Scottish Enterprise hopes the design factory will seed further investment from other companies including start-ups. In addition to the design facility, an educational centre will be created. This will be run by four Scottish Universities – Edinburgh, Glasgow, Heriot Watt and Strathclyde.
The Scottish universities will have a masters degree course for system-on-a-chip design in place by the next academic year. This aims to redress the severe shortage of capable chip designers.
Perhaps the most technically exciting and challenging part of the project is the setting up of an IP exchange. System-on-a-chip ICs are the next stage of miniaturisation in electronics, and their design requires IP. It is no longer possible to design from scratch multimillion gate chips with today’s time-to-market pressures.
Project Alba hopes designers will register their IP at the exchange. Users of IP would then negotiate with the exchange, leaving the IP companies to get on with designing. The thorniest issue when transferring IP between companies is the legal one. Since the US is a litigious country, siting the exchange there was out of the question.
Scotland was chosen for the converse reason.

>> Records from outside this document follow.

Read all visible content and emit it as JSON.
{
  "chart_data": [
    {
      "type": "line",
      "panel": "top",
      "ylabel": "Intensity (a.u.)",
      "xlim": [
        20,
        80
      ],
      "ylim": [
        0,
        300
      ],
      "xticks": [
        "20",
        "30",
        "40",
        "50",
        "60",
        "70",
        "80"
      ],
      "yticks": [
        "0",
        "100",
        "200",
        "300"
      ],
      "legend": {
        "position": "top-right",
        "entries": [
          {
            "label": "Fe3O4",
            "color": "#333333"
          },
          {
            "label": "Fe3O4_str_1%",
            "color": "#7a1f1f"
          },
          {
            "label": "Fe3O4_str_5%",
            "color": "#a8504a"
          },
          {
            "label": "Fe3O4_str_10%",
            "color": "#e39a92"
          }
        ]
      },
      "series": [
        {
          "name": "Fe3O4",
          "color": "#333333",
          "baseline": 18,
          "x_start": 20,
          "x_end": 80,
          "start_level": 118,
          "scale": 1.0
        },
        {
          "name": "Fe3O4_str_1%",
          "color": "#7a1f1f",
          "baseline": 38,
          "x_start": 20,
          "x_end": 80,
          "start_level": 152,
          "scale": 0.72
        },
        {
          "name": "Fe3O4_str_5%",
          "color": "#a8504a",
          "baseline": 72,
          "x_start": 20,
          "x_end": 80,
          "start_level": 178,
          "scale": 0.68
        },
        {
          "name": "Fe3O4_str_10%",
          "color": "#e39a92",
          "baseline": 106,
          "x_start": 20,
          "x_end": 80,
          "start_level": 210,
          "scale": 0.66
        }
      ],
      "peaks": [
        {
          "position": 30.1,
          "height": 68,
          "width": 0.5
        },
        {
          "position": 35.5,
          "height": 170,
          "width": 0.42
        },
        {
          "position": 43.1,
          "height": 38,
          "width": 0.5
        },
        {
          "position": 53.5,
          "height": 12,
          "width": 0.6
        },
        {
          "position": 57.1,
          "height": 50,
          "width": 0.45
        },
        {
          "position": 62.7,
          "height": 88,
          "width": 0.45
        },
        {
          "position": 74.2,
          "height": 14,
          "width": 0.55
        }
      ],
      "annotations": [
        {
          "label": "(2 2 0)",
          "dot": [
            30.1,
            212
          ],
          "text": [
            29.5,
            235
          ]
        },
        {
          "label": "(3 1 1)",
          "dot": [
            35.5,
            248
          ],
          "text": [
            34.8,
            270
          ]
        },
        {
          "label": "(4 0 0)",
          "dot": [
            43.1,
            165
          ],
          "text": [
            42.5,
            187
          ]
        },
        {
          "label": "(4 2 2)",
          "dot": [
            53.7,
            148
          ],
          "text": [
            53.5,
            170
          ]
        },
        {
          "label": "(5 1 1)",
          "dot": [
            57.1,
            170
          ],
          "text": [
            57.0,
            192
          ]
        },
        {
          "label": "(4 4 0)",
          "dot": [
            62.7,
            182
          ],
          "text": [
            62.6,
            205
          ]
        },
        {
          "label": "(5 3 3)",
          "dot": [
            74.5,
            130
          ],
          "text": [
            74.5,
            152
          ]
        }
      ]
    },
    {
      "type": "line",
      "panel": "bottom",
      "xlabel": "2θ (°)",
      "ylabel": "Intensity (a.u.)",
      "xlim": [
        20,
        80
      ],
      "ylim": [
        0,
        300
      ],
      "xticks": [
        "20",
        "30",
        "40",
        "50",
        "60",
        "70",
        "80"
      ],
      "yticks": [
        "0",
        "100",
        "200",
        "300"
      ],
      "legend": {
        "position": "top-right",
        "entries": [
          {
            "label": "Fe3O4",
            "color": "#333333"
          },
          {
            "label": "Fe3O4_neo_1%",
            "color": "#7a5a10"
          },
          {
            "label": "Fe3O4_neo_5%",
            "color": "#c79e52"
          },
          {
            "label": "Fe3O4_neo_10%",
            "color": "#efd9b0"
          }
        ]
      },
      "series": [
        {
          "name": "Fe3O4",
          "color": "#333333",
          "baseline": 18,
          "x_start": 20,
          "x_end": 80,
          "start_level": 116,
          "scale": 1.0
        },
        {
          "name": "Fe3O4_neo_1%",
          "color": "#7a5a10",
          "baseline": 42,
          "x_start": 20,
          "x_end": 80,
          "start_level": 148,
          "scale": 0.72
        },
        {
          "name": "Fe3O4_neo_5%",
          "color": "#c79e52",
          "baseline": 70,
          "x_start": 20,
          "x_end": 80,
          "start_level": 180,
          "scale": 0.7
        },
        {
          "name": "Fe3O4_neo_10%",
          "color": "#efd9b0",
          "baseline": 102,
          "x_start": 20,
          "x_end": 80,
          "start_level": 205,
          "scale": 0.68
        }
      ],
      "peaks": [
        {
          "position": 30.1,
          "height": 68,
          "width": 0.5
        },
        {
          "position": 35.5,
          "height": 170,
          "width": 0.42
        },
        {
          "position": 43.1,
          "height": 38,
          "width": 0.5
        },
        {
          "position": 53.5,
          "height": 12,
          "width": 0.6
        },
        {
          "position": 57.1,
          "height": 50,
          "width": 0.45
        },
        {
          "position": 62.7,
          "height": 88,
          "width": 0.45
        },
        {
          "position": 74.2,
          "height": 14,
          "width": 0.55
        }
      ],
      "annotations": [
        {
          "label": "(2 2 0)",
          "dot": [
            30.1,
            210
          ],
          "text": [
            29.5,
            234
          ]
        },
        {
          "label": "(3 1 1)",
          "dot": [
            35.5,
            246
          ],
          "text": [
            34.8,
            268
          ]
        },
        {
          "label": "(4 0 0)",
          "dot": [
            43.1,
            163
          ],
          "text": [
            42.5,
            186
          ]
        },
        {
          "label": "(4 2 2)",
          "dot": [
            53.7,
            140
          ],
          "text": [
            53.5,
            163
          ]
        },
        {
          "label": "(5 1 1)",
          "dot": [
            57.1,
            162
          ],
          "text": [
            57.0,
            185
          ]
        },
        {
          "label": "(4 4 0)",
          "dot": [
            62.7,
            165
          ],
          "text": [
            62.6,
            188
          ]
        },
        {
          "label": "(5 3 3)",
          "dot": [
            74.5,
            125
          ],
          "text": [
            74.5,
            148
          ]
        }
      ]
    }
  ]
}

IBM will supply the required electronic commerce technology needed for exchanging IP.
www.sli-scotland.org.uk
What about the rest of the UK?
Scotland’s regional initiative in attracting foreign microelectronics companies is not shared by some other parts of the UK, most notably Cambridge – arguably the most successful high-tech area in the country.
Kelvin Harrison, chief executive of Cambridge-based Symbionics, points out that companies will only locate in any region of the UK if there are significant government cash incentives.